Лично для меня — истинная мука (даже если перо — клавиатура компьютера) брать в руки перо. От мысли, что рано или поздно придется это делать, я содрогаюсь, как от удара током.

Какое счастье, что существует этап обработки ма­териала: до письма еще вроде бы далеко, и можно заставить себя разобраться в блокнотах. Не более. Всего лишь почитать. Кое-что перепечатать. Чуть-чуть подумать, самую малость... Именно на этот пе­риод и приходится раскачка. Постепенно втягиваясь, через час, через три часа, через сутки погружаешься в работу и вдруг обнаруживаешь себя в плену, и уже ничто не может оторвать от некогда ненавистного письменного стола. Запой! Материал — как на ладо­ни. План — верная и крепкая веревочка к цели, Можно «строчить»!

И вот тут-то возникает пресловутая проблема пер­вого абзаца. Танталовы муки! Уж очень редки слу­чаи, когда первый абзац дается без боя, без трепки нервов, без сомнений и поисков, легко и естествен­но. Сколько иронически-грустных советов приходит­ся выслушивать нашему брату по этому поводу: «Что может быть проще: начинай сразу со второго абза­ца!» «Пиши первый, потом второй, а первый спокой­но вычеркивай!» и т. д.

Помню, когда я был на военных сборах в авиацион­ной школе, в один прекрасный день, как и мои това­рищи по эскадрилье, решил доверить свою жизнь ку­сочку мануфактуры, то есть парашюту, инструктор серьезно сказал нам, уже готовым к прыжку и сто­ящим у самолета: «Главное, без волнений. Если не откроется основной парашют, открывайте запасной. Не откроется запасной, тоже не беда: придете на склад, я вам обменяю оба».

Первый абзац довольно часто «не открывается»
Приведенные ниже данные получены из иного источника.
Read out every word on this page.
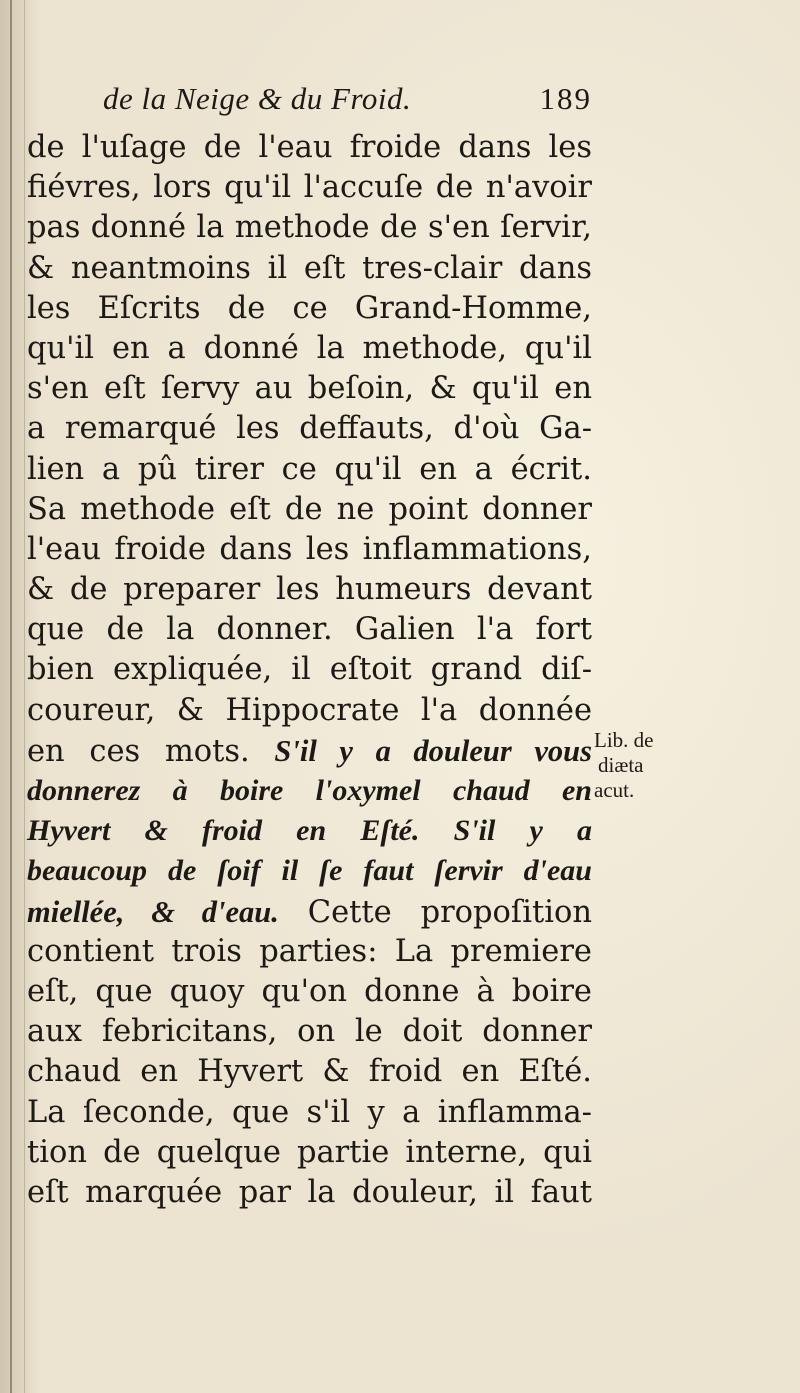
de la Neige & du Froid.	189
de l'uſage de l'eau froide dans les
fiévres, lors qu'il l'accuſe de n'avoir
pas donné la methode de s'en ſervir,
& neantmoins il eſt tres-clair dans
les Eſcrits de ce Grand-Homme,
qu'il en a donné la methode, qu'il
s'en eſt ſervy au beſoin, & qu'il en
a remarqué les deffauts, d'où Ga-
lien a pû tirer ce qu'il en a écrit.
Sa methode eſt de ne point donner
l'eau froide dans les inflammations,
& de preparer les humeurs devant
que de la donner. Galien l'a fort
bien expliquée, il eſtoit grand diſ-
coureur, & Hippocrate l'a donnée
en ces mots. S'il y a douleur vous
donnerez à boire l'oxymel chaud en
Hyvert & froid en Eſté. S'il y a
beaucoup de ſoif il ſe faut ſervir d'eau
miellée, & d'eau. Cette propoſition
contient trois parties: La premiere
eſt, que quoy qu'on donne à boire
aux febricitans, on le doit donner
chaud en Hyvert & froid en Eſté.
La ſeconde, que s'il y a inflamma-
tion de quelque partie interne, qui
eſt marquée par la douleur, il faut
Lib. de
diæta
acut.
Тому, полагаю, несколько причин, и прежде всего психологическая-престижная. Дело в том, что моло­дые журналисты, как, впрочем, и уже вкусившие ус­пех на газетном поприще, хотят приобрести (или не потерять) реноме маститых. Это понятно: кто не за­ботится о своем престиже, тем более творческом? Но нередко возникает страх: а вдруг читатель, про­бежав глазами первые строки очерка, отложит газе­ту в сторону? Видите ли, скучно ему покажется! Это значит — провал?! Не-е-ет, надо как-то заставить его читать дальше, взять за «живое»! Чем-нибудь ошарашить!
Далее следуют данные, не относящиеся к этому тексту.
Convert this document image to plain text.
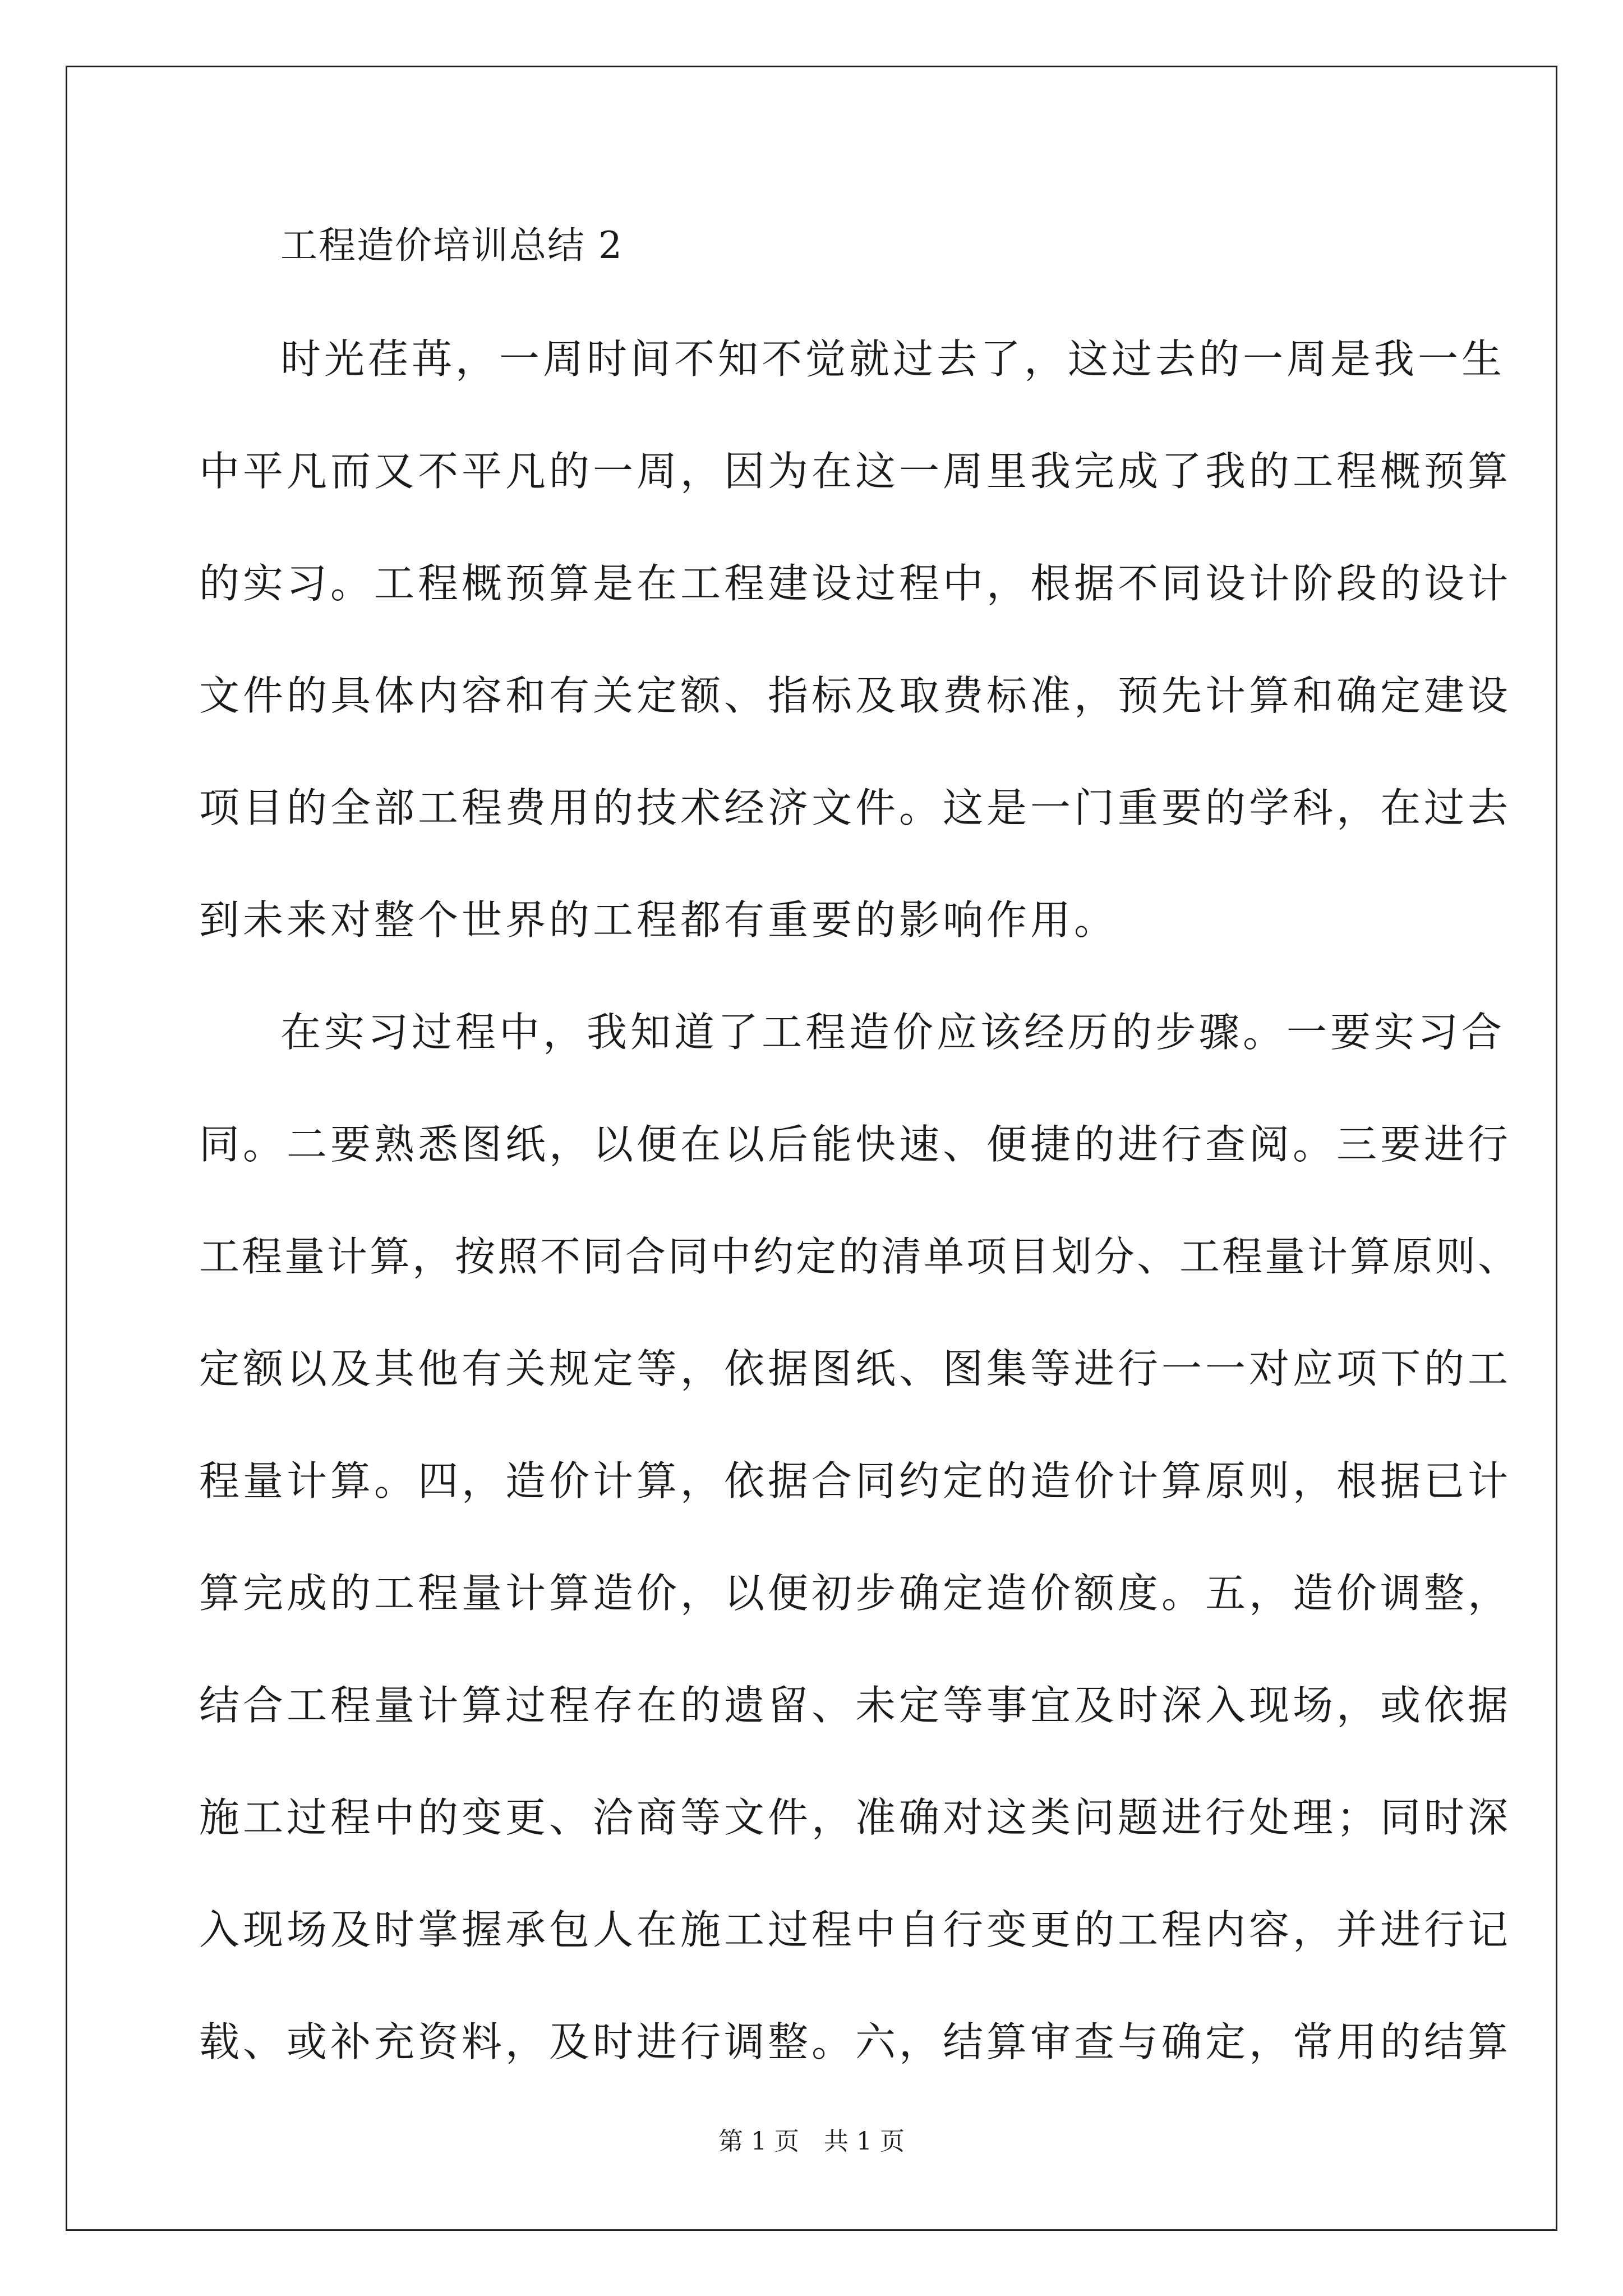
工程造价培训总结 2
时光荏苒，一周时间不知不觉就过去了，这过去的一周是我一生
中平凡而又不平凡的一周，因为在这一周里我完成了我的工程概预算
的实习。工程概预算是在工程建设过程中，根据不同设计阶段的设计
文件的具体内容和有关定额、指标及取费标准，预先计算和确定建设
项目的全部工程费用的技术经济文件。这是一门重要的学科，在过去
到未来对整个世界的工程都有重要的影响作用。
在实习过程中，我知道了工程造价应该经历的步骤。一要实习合
同。二要熟悉图纸，以便在以后能快速、便捷的进行查阅。三要进行
工程量计算，按照不同合同中约定的清单项目划分、工程量计算原则、
定额以及其他有关规定等，依据图纸、图集等进行一一对应项下的工
程量计算。四，造价计算，依据合同约定的造价计算原则，根据已计
算完成的工程量计算造价，以便初步确定造价额度。五，造价调整，
结合工程量计算过程存在的遗留、未定等事宜及时深入现场，或依据
施工过程中的变更、洽商等文件，准确对这类问题进行处理；同时深
入现场及时掌握承包人在施工过程中自行变更的工程内容，并进行记
载、或补充资料，及时进行调整。六，结算审查与确定，常用的结算
第 1 页　共 1 页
И начинаются мучительные поиски интригующего начала — мучительные потому, что они, как прави­ло, совершенно неорганичны теме очерка. Напри­мер: «Над городом уже спускались сумерки, когда вдруг странная тень мелькнула в свете уличного фо­наря. Чей-то голос позвал: «Тонька, это ты?» И сердце Антонины сжалось от дурного предчувствия...» Написав такое, молодой журналист обычно ставит жгучее многоточие (за которым чаще скрывается не мысль, а безмыслие) и впадает в уныние: ах, плохо, ах, глупо, и все равно редактор сократит, и что-то надо взамен придумывать! А все потому, что герои­ня очерка «Тонька» — заводской рационализатор, передовая женщина, и торопится она домой после заседания БРИЗа, где принималось ее очередное рацпредложение, а дурное предчувствие у нее оттого, что муж-алкоголик опять будет ревновать к изоб­ретателю Клейменову.

Еще пример. «Что вы наделали! — воскликнул Мохов, схватившись двумя руками за голову. — Теперь меня задавят!» И он, нетвердо ступая, пошел прочь...» Расшифровываю: Мохов — прораб, а «наде­лала» на его участке передовая бригада, выполнив норму на 140%, и теперь Мохова «задавят», увеличив производственный план очередного квартала.

И еще пример, последний: «Нет, просто не уклады­вается в голове, не могу поверить, что такое возмож­но, да еще в наше время, мне кажется, это сон, ка­кое-то кошмарное наваждение, но это так, это слу­чилось, от этого не уйти...» Что случилось?! Что не укладывается в голове журналиста? Что кажется ему кошмарным наваждением, да еще «в наше вре­мя»?! Муж оставил жену с ребенком и подал в суд на раздел жилплощади. Ни больше ни меньше.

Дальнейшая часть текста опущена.